Das Risiko bei Erwachsenen hängt von der Gesundheit und der Zellaktivität ab
Um Mutationen leichter beobachten zu können, wurden in vielen Experimenten Mäuse verwendet, denen zwei wichtige DNA-Reparatursysteme fehlten. Dieser Ansatz beschleunigt die Mutationsbildung und reduziert die Anzahl der für die Studie benötigten Tiere. Doch selbst bei Mäusen mit normaler DNA-Reparatur kam es bei jungen Tieren zu NDMA-induzierten Doppelstrangbrüchen, schnellem Zellwachstum und weitverbreiteten Mutationen, die bei Erwachsenen nicht beobachtet wurden. Dies geschieht, weil sich schnell teilende Zellen DNA-Schäden schneller zuziehen, als diese repariert werden können.
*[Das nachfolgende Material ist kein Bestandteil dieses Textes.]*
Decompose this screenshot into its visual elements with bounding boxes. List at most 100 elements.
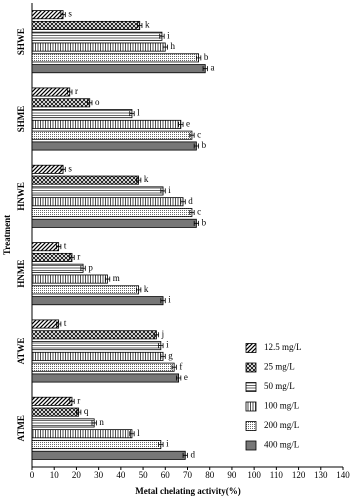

Die Forscher fanden außerdem heraus, dass eine verstärkte Zellteilung bei erwachsenen Mäusen das Ergebnis veränderte. Als Erwachsene mit Schilddrüsenhormon behandelt wurden, das das Wachstum von Leberzellen anregt, begannen ihre Zellen, Mutationen in einem ähnlichen Tempo anzusammeln wie bei Jungtieren. Frühere Arbeiten aus Engelwards Labor haben gezeigt, dass Entzündungen ebenfalls die Zellteilung ankurbeln können, was darauf hindeutet, dass Zustände, die die Leber belasten, die Anfälligkeit für NDMA erhöhen könnten.
„Wir wollen keineswegs behaupten, dass Erwachsene völlig resistent gegen NDMA sind“, sagt Volk. „Alles beeinflusst die Anfälligkeit für ein Karzinogen, sei es die Genetik, das Alter, die Ernährung und so weiter. Bei Erwachsenen können eine Virusinfektion, eine fettreiche Ernährung oder chronischer Alkoholmissbrauch die Zellproliferation in der Leber beeinflussen und sie potenziell anfällig für NDMA machen.“ Das Team untersucht nun, wie eine fettreiche Ernährung das Krebsrisiko bei Tieren beeinflussen könnte, die NDMA ausgesetzt sind.